OYAK’ın ortadan kaldırılmasının ilk adımı olan bu üst düzey değişikliklere askerlerin bir tepkisi oldu mu?
Hadi paşaları bir tarafa bırakalım. OYAK üyesi olan, mevcut veya ilerideki emeklilik maaşları OYAK bünyesindeki şirketlerin performansına bağlı olan 300 küsur bin asker veya asker emeklisinden kaçı bu durumu protesto etti. Kaç kişi genel müdürlüğe mail atıp açıklama talep etti. Bir kişi? On? Yüz? Bin? On bin?
Sıfır olması beni şaşırtmaz. Norm bu.
Birisinin ensesine vurup ekmeğini almak istiyorsan “Türk müsün?” diye sor, cevabı evet ise tokadı patlat.
Fonksiyonunun Erdoğan’ın düzenlediği gündeme tepki vermek olduğunu sanan, adı büyük kendi küçük CHP de bu konuda ağzını açmadı. Açtıysa duymadım.
Kapalı toplum için işbirlikçi bulmak kolaydır.

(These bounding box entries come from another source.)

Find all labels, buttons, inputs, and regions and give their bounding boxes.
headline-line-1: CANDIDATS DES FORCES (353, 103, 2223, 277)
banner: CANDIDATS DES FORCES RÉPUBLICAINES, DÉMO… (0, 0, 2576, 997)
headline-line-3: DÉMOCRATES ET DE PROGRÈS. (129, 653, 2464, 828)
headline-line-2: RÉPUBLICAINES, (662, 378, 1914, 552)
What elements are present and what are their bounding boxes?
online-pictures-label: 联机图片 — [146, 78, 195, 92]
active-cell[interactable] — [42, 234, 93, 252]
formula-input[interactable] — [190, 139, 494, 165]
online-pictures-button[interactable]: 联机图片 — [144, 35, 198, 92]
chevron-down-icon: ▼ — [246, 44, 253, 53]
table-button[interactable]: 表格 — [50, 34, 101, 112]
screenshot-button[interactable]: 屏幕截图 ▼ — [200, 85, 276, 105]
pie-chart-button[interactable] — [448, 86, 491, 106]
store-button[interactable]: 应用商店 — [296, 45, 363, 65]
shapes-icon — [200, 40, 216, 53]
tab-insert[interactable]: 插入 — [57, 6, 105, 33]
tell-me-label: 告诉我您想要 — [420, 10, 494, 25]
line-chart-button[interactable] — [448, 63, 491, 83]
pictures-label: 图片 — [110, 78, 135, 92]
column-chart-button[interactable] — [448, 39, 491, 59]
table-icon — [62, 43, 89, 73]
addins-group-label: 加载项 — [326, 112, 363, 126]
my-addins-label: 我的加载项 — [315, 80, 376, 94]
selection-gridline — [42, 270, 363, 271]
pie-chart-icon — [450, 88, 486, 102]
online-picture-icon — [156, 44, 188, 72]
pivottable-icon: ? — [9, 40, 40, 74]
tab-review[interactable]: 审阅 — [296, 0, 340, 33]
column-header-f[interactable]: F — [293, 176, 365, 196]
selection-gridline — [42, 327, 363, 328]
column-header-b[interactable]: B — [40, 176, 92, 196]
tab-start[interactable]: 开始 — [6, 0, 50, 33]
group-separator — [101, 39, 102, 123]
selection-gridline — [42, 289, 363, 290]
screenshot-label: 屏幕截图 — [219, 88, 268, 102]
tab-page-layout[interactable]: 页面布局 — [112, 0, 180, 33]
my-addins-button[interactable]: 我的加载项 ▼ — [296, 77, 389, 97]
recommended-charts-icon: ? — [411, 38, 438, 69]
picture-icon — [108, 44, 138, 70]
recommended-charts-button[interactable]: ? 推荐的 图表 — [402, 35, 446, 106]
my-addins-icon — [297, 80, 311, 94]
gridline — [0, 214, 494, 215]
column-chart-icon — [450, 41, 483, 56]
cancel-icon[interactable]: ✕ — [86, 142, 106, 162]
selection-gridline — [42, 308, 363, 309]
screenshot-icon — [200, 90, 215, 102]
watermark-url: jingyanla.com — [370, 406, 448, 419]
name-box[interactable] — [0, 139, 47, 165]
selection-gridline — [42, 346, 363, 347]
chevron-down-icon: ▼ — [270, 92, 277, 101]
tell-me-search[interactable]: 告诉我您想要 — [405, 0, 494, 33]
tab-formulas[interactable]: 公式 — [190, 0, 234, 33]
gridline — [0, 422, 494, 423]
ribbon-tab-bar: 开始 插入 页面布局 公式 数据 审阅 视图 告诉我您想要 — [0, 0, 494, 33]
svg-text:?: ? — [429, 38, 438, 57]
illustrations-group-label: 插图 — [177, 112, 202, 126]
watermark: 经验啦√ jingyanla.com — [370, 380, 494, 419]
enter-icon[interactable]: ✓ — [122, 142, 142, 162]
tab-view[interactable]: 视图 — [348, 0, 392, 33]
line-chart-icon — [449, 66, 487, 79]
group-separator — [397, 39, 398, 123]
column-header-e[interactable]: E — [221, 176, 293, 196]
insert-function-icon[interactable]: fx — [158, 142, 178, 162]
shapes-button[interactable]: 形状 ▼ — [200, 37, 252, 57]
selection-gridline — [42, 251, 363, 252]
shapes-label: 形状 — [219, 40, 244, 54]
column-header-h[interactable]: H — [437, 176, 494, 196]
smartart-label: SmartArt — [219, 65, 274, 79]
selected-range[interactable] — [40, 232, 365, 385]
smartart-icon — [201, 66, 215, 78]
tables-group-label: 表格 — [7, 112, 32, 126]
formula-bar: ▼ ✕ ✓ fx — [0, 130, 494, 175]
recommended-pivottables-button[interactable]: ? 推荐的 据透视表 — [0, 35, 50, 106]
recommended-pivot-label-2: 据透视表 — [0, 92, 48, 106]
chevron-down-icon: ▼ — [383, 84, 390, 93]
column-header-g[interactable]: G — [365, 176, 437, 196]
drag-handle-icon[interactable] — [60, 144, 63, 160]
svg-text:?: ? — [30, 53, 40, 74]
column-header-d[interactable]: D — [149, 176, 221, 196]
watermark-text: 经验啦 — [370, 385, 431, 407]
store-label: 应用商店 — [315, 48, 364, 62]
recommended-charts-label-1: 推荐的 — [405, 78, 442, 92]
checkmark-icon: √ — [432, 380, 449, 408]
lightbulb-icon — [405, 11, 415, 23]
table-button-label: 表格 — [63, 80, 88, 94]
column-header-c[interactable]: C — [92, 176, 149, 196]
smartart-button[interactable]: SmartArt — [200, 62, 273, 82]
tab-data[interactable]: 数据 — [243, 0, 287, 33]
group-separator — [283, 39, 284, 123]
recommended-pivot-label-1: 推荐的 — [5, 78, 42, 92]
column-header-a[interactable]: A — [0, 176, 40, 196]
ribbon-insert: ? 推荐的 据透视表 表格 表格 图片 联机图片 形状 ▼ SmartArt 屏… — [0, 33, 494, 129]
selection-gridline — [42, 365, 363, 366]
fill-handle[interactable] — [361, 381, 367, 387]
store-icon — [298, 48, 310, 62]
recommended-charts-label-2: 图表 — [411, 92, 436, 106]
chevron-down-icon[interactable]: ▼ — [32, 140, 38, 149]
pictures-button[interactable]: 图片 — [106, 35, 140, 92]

OYAK’a genel müdür yapılan Başbakanlık Başmüfettişi Süleyman Savaş Erdem atandığı işi yapabilecek uzmanlığa sahip değil. Bunu o da, onu oraya atayan AKP de, OYAK’taki genel müdürler de biliyor.
Ama bu bilgi sonuca etkili olmadı.
Birisinin ensesine vurup ekmeğini almak istiyorsan “Türk müsün?” diye sor, cevabı evet ise tokadı patlat
“Tepeden yuvarlanmaya başladığında minnacıktı kartopu ama şimdi hepimizi ezecek kadar büyüdü,” diyor bir arkadaşım, AKP rejimini kast edip.
Demokrasi susanların değil, sesini çıkaranların rejimidir.
Eğer hakkınız olanı savunmazsanız elinizden alırlar.
Konuşmazsanız dilinizi keserler, görmezseniz gözlerinizi dağlarlar, kulak vermezseniz kulaklarınızı sağır ederler.
Ve “Başka ne yapabilirim bunlara,” diye kafalarını kaşırlar.
*
Çığ geldiğinde herkes altında kalacak.